The central limit theorem states that the limiting distribution of a centered and normalized sum of independent random variables with mean $\mu$ and finite variance $\sigma^2$ is Gaussian.
$$ \frac{\sum_{i=1}^n(X_i-\mu)}{\sigma\sqrt{n}}\xrightarrow{d}N(0,1) $$
However in practice, we may not be working with sums of centered and normalized random variables. Still, if we run experiments where we sum without normalization, the distribution of the sum can look increasingly Gaussian with increasing mean and variance. The statement
$$ \sum_{i=1}^nX_i\xrightarrow{d}N(n\mu,n\sigma^2) $$
would capture this intuition, but doesn't make sense because the "$\xrightarrow{d}$" is a claim in the limit as $n\rightarrow\infty$, and it doesn't make sense to talk about a Gaussian with infinite mean and variance.

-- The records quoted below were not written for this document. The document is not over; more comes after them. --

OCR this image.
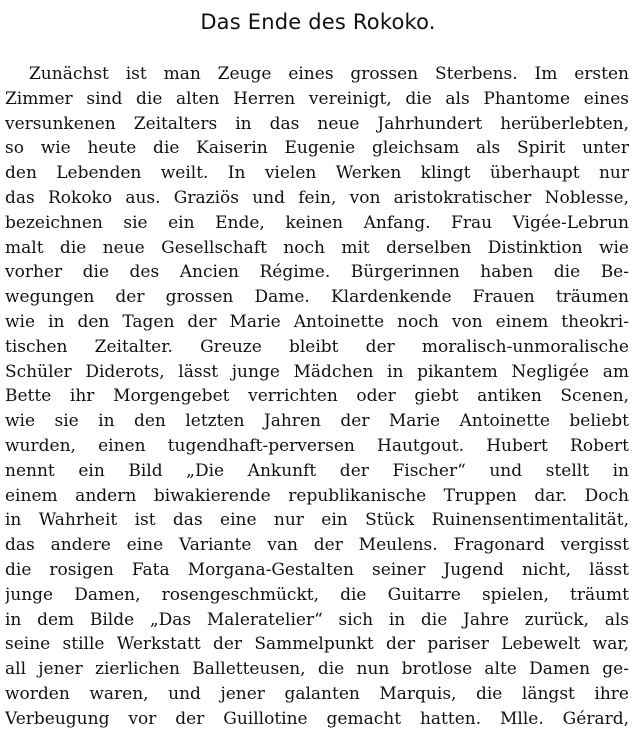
Das Ende des Rokoko.
Zunächst ist man Zeuge eines grossen Sterbens. Im ersten
Zimmer sind die alten Herren vereinigt, die als Phantome eines
versunkenen Zeitalters in das neue Jahrhundert herüberlebten,
so wie heute die Kaiserin Eugenie gleichsam als Spirit unter
den Lebenden weilt. In vielen Werken klingt überhaupt nur
das Rokoko aus. Graziös und fein, von aristokratischer Noblesse,
bezeichnen sie ein Ende, keinen Anfang. Frau Vigée-Lebrun
malt die neue Gesellschaft noch mit derselben Distinktion wie
vorher die des Ancien Régime. Bürgerinnen haben die Be-
wegungen der grossen Dame. Klardenkende Frauen träumen
wie in den Tagen der Marie Antoinette noch von einem theokri-
tischen Zeitalter. Greuze bleibt der moralisch-unmoralische
Schüler Diderots, lässt junge Mädchen in pikantem Negligée am
Bette ihr Morgengebet verrichten oder giebt antiken Scenen,
wie sie in den letzten Jahren der Marie Antoinette beliebt
wurden, einen tugendhaft-perversen Hautgout. Hubert Robert
nennt ein Bild „Die Ankunft der Fischer“ und stellt in
einem andern biwakierende republikanische Truppen dar. Doch
in Wahrheit ist das eine nur ein Stück Ruinensentimentalität,
das andere eine Variante van der Meulens. Fragonard vergisst
die rosigen Fata Morgana-Gestalten seiner Jugend nicht, lässt
junge Damen, rosengeschmückt, die Guitarre spielen, träumt
in dem Bilde „Das Maleratelier“ sich in die Jahre zurück, als
seine stille Werkstatt der Sammelpunkt der pariser Lebewelt war,
all jener zierlichen Balletteusen, die nun brotlose alte Damen ge-
worden waren, und jener galanten Marquis, die längst ihre
Verbeugung vor der Guillotine gemacht hatten. Mlle. Gérard,
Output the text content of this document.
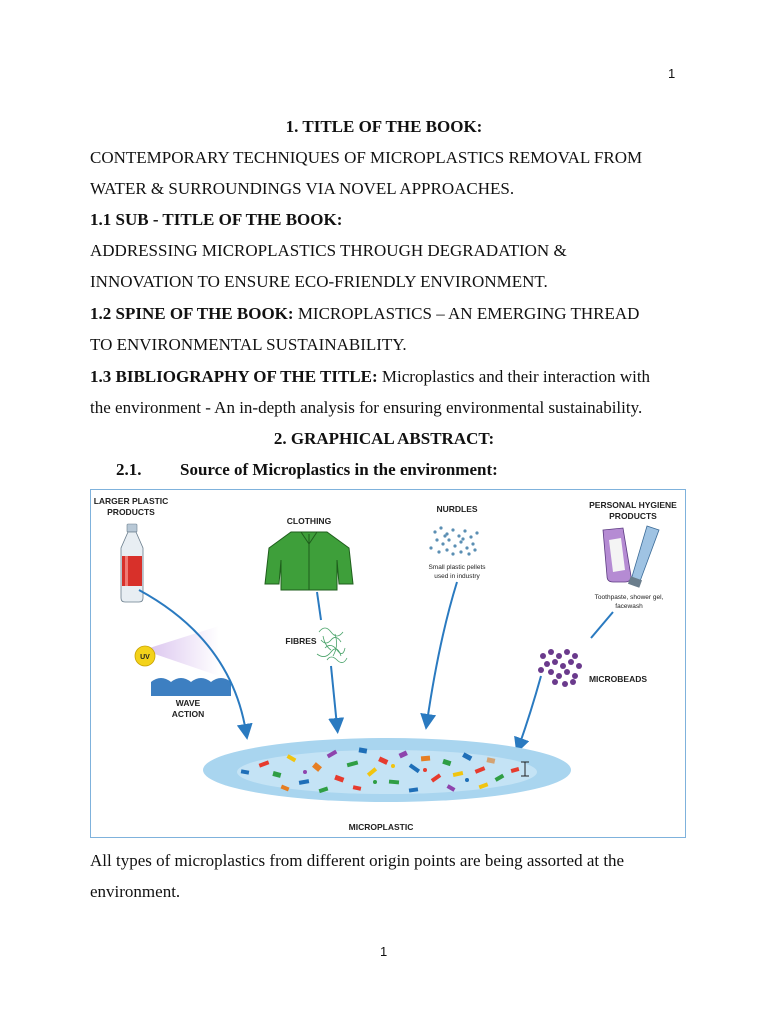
1
1. TITLE OF THE BOOK:
CONTEMPORARY TECHNIQUES OF MICROPLASTICS REMOVAL FROM
WATER & SURROUNDINGS VIA NOVEL APPROACHES.
1.1 SUB - TITLE OF THE BOOK:
ADDRESSING MICROPLASTICS THROUGH DEGRADATION &
INNOVATION TO ENSURE ECO-FRIENDLY ENVIRONMENT.
1.2 SPINE OF THE BOOK: MICROPLASTICS – AN EMERGING THREAD
TO ENVIRONMENTAL SUSTAINABILITY.
1.3 BIBLIOGRAPHY OF THE TITLE: Microplastics and their interaction with
the environment - An in-depth analysis for ensuring environmental sustainability.
2. GRAPHICAL ABSTRACT:
2.1. Source of Microplastics in the environment:
LARGER PLASTIC
PRODUCTS
CLOTHING
NURDLES	PERSONAL HYGIENE
PRODUCTS
Small plastic pellets
used in industry
Toothpaste, shower gel,
facewash
FIBRES
MICROBEADS
WAVE
ACTION
MICROPLASTIC
UV
All types of microplastics from different origin points are being assorted at the
environment.
1
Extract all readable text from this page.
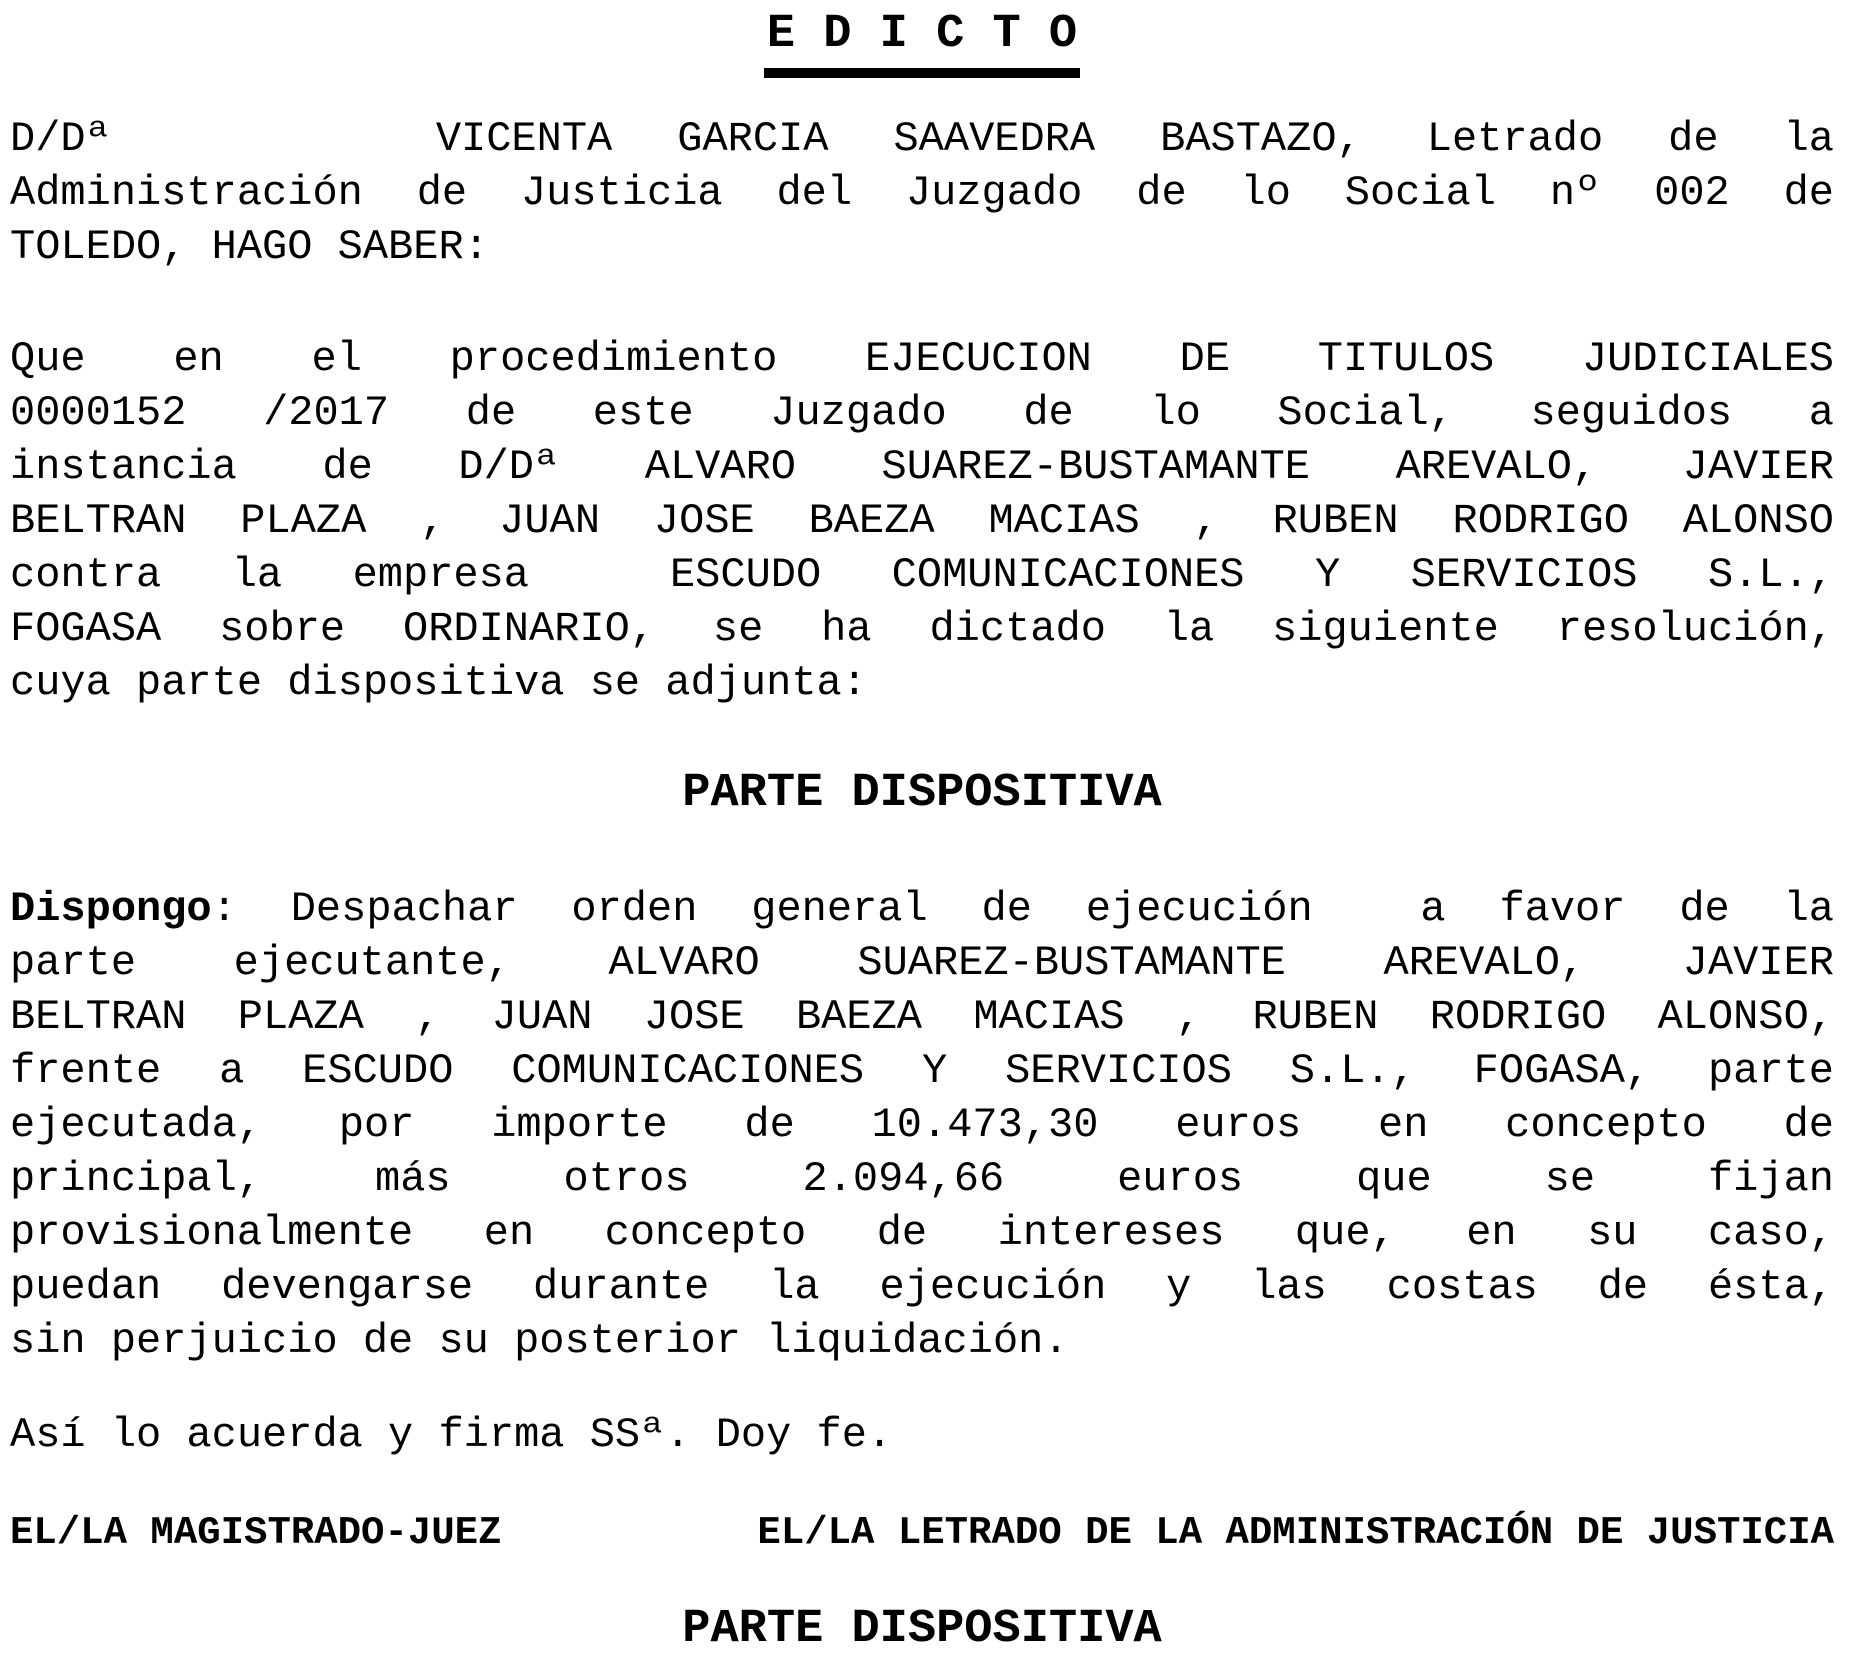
E D I C T O
D/Dª     VICENTA GARCIA SAAVEDRA BASTAZO, Letrado de la
Administración de Justicia del Juzgado de lo Social nº 002 de
TOLEDO, HAGO SABER:
Que en el procedimiento EJECUCION DE TITULOS JUDICIALES
0000152 /2017 de este Juzgado de lo Social, seguidos a
instancia de D/Dª ALVARO SUAREZ-BUSTAMANTE AREVALO, JAVIER
BELTRAN PLAZA , JUAN JOSE BAEZA MACIAS , RUBEN RODRIGO ALONSO
contra la empresa  ESCUDO COMUNICACIONES Y SERVICIOS S.L.,
FOGASA sobre ORDINARIO, se ha dictado la siguiente resolución,
cuya parte dispositiva se adjunta:
PARTE DISPOSITIVA
Dispongo: Despachar orden general de ejecución  a favor de la
parte ejecutante, ALVARO SUAREZ-BUSTAMANTE AREVALO, JAVIER
BELTRAN PLAZA , JUAN JOSE BAEZA MACIAS , RUBEN RODRIGO ALONSO,
frente a ESCUDO COMUNICACIONES Y SERVICIOS S.L., FOGASA, parte
ejecutada, por importe de 10.473,30 euros en concepto de
principal, más otros 2.094,66 euros que se fijan
provisionalmente en concepto de intereses que, en su caso,
puedan devengarse durante la ejecución y las costas de ésta,
sin perjuicio de su posterior liquidación.
Así lo acuerda y firma SSª. Doy fe.
EL/LA MAGISTRADO-JUEZ	EL/LA LETRADO DE LA ADMINISTRACIÓN DE JUSTICIA
PARTE DISPOSITIVA
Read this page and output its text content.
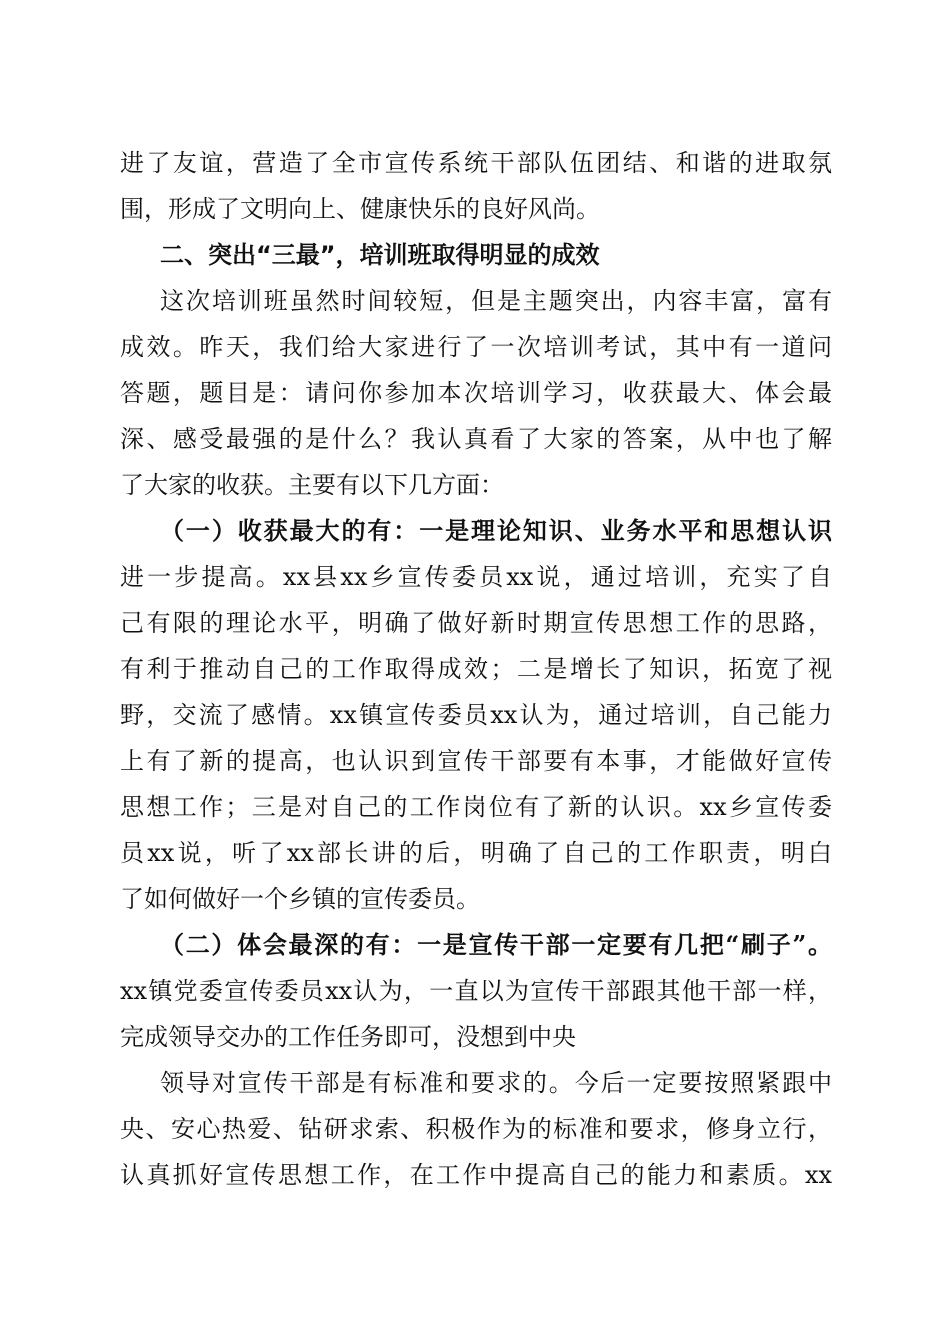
进了友谊，营造了全市宣传系统干部队伍团结、和谐的进取氛
围，形成了文明向上、健康快乐的良好风尚。
二、突出“三最”，培训班取得明显的成效
这次培训班虽然时间较短，但是主题突出，内容丰富，富有
成效。昨天，我们给大家进行了一次培训考试，其中有一道问
答题，题目是：请问你参加本次培训学习，收获最大、体会最
深、感受最强的是什么？我认真看了大家的答案，从中也了解
了大家的收获。主要有以下几方面：
（一）收获最大的有：一是理论知识、业务水平和思想认识
进一步提高。xx县xx乡宣传委员xx说，通过培训，充实了自
己有限的理论水平，明确了做好新时期宣传思想工作的思路，
有利于推动自己的工作取得成效；二是增长了知识，拓宽了视
野，交流了感情。xx镇宣传委员xx认为，通过培训，自己能力
上有了新的提高，也认识到宣传干部要有本事，才能做好宣传
思想工作；三是对自己的工作岗位有了新的认识。xx乡宣传委
员xx说，听了xx部长讲的后，明确了自己的工作职责，明白
了如何做好一个乡镇的宣传委员。
（二）体会最深的有：一是宣传干部一定要有几把“刷子”。
xx镇党委宣传委员xx认为，一直以为宣传干部跟其他干部一样，
完成领导交办的工作任务即可，没想到中央
领导对宣传干部是有标准和要求的。今后一定要按照紧跟中
央、安心热爱、钻研求索、积极作为的标准和要求，修身立行，
认真抓好宣传思想工作，在工作中提高自己的能力和素质。xx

Is there a theorem capturing the notion that the distribution of an uncentered and unnormalized sum still approaches a Gaussian? Or is this simply a corollary of the CLT? I'm looking for a proof of something like the following statement:
For a given $\delta > 0$, there exists an $N>0$ such that
$$ \text{distance}\left(\sum_i^nX_i, N(n\mu,n\sigma^2)\right)<\delta $$
for $n>N$ and some distance function of the distributions. That is, if we sum enough random variables, we can get as close to a Gaussian as we like.